Die Beschwerde des Kindesvaters gegen den Beschluss des Amtsgerichts - Familiengericht - Recklinghausen vom 24.08.2020 wird zurückgewiesen.

Die Kosten des Beschwerdeverfahrens fallen dem Kindesvater zur Last.

Der Verfahrenswert für das Beschwerdeverfahren wird auf 500,00 € festgesetzt.

Die Rechtsbeschwerde wird nicht zugelassen.

Gründe

I.

Die Beteiligten haben in einem umfangreichen Verfahren vor dem Amtsgericht Recklinghausen - 42 F 100/14 - um die elterliche Sorge für B sowie um Umgangskontakte zugunsten des Kindesvaters gerungen. Die Gerichtsakten der im Jahr 2014 anhängig gewordenen Familiensache umfassen inzwischen 52 Bände.

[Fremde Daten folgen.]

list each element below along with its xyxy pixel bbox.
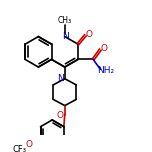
Text: CH₃: CH₃	[58, 16, 72, 25]
Text: O: O	[86, 30, 93, 39]
Text: O: O	[25, 140, 32, 149]
Text: N: N	[62, 32, 69, 41]
Text: N: N	[57, 74, 64, 83]
Text: CF₃: CF₃	[13, 145, 27, 152]
Text: O: O	[100, 44, 107, 53]
Text: O: O	[57, 111, 64, 120]
Text: NH₂: NH₂	[97, 66, 114, 75]
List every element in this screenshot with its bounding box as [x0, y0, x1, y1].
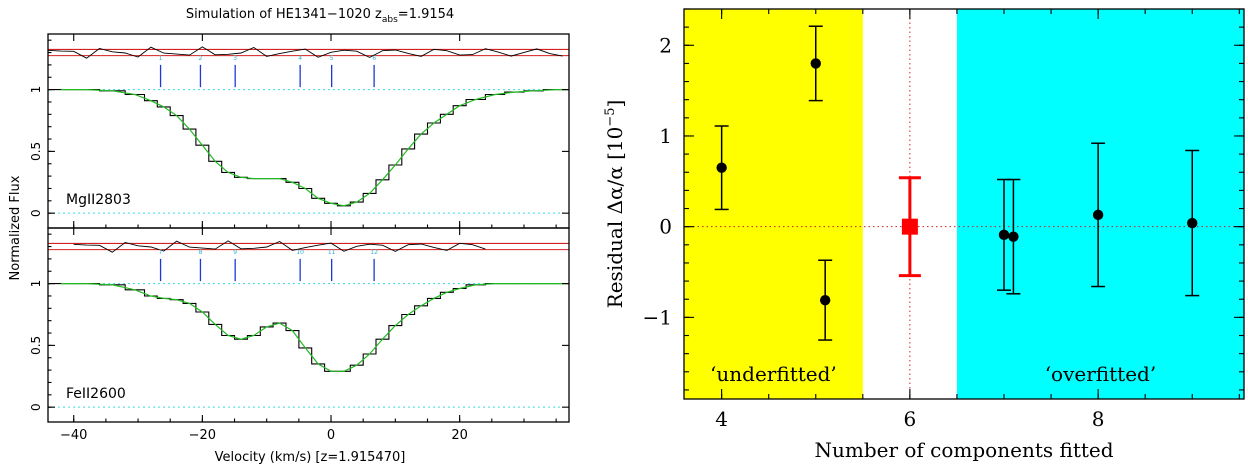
region-label-overfitted: ‘overfitted’	[1045, 362, 1157, 386]
panel-bottom-residual-trace	[73, 240, 486, 253]
spectrum-xtick-label: −40	[60, 428, 87, 443]
panel-bottom-ytick-label: 0.5	[29, 336, 43, 355]
panel-bottom-ytick-label: 1	[29, 280, 43, 288]
alpha-xtick-label: 4	[715, 407, 728, 431]
spectrum-xtick-label: 0	[327, 428, 335, 443]
panel-bottom-component-label: 12	[370, 249, 378, 256]
panel-top-component-label: 2	[199, 55, 203, 62]
data-point	[1092, 209, 1104, 221]
alpha-ytick-label: 1	[659, 124, 672, 148]
data-point	[1187, 217, 1198, 229]
panel-top-component-label: 3	[233, 55, 237, 62]
data-point-best-fit	[901, 218, 918, 235]
data-point	[998, 229, 1010, 241]
panel-top-residual-trace	[47, 46, 563, 59]
panel-top-component-label: 1	[159, 55, 163, 62]
spectrum-title-main: Simulation of HE1341−1020 z	[186, 7, 382, 22]
alpha-ytick-label: 0	[659, 215, 672, 239]
panel-top-component-label: 6	[372, 55, 376, 62]
spectrum-xlabel: Velocity (km/s) [z=1.915470]	[215, 450, 406, 465]
region-underfitted	[684, 9, 863, 399]
panel-top-ytick-label: 0.5	[29, 142, 43, 161]
panel-top: 1 2 3 4 5 6 MgII2803 0 0.5 1	[29, 33, 570, 229]
data-point	[1008, 231, 1019, 242]
spectrum-title: Simulation of HE1341−1020 zabs=1.9154	[186, 7, 454, 25]
alpha-xlabel: Number of components fitted	[814, 438, 1113, 462]
data-point	[810, 58, 821, 69]
alpha-ylabel-suffix: ]	[603, 100, 627, 108]
panel-top-spectrum	[48, 89, 569, 207]
panel-top-model-fit	[60, 89, 569, 207]
panel-bottom-component-label: 9	[233, 249, 237, 256]
alpha-xtick-label: 6	[904, 407, 917, 431]
region-overfitted	[956, 9, 1244, 399]
data-point	[716, 162, 727, 173]
panel-top-component-label: 5	[330, 55, 334, 62]
spectrum-title-suffix: =1.9154	[398, 7, 454, 22]
panel-bottom-component-label: 8	[199, 249, 203, 256]
panel-top-ytick-label: 1	[29, 86, 43, 94]
alpha-figure: ‘underfitted’ ‘overfitted’ −1 0 1 2 4 6 8 Numb…	[603, 8, 1245, 462]
panel-bottom-ytick-label: 0	[29, 403, 43, 411]
alpha-xtick-label: 8	[1092, 407, 1105, 431]
alpha-ylabel: Residual Δα/α [10−5]	[603, 100, 627, 309]
panel-bottom-component-label: 7	[159, 249, 163, 256]
panel-bottom-frame	[47, 227, 570, 423]
spectrum-title-sub: abs	[382, 15, 398, 25]
panel-bottom-component-label: 11	[328, 249, 336, 256]
alpha-ytick-label: −1	[643, 305, 672, 329]
spectrum-ylabel: Normalized Flux	[8, 175, 23, 280]
panel-top-ytick-label: 0	[29, 209, 43, 217]
panel-top-label: MgII2803	[66, 192, 131, 208]
alpha-ytick-label: 2	[659, 33, 672, 57]
panel-bottom-spectrum	[48, 283, 569, 372]
panel-top-component-label: 4	[298, 55, 302, 62]
panel-bottom-component-label: 10	[296, 249, 304, 256]
panel-bottom-label: FeII2600	[66, 386, 126, 402]
alpha-ylabel-main: Residual Δα/α [10	[603, 127, 627, 309]
alpha-ylabel-sup: −5	[603, 107, 618, 126]
data-point	[819, 294, 831, 306]
region-label-underfitted: ‘underfitted’	[710, 362, 837, 386]
spectrum-xtick-label: 20	[451, 428, 468, 443]
panel-bottom: 7 8 9 10 11 12 FeII2600 0 0.5 1 −40 −20 0 20	[29, 227, 570, 443]
spectrum-xtick-label: −20	[189, 428, 216, 443]
alpha-frame	[683, 8, 1245, 400]
panel-bottom-model-fit	[60, 283, 569, 372]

Durch Beschluss des Oberlandesgerichts Hamm vom 25.01.2018 - 10 UF 56/17 - (Band XVIL, Bl. 9.475 ff.) ist dem Kindesvater Akteneinsicht mit der Einschränkung gewährt worden, keine Aktenbestandteile einscannen, abfotografieren oder in anderer Art und Weise vervielfältigen zu dürfen. Das Recht, die Erteilung von Ausfertigungen, Auszügen und Abschriften zu verlangen, wurde ebenfalls versagt. Daraufhin hat der Kindesvater ab dem 31.01.2018 die Gerichtsakten zumindest bis zum Ende von Band XVIL, Bl. 9.513 eingesehen.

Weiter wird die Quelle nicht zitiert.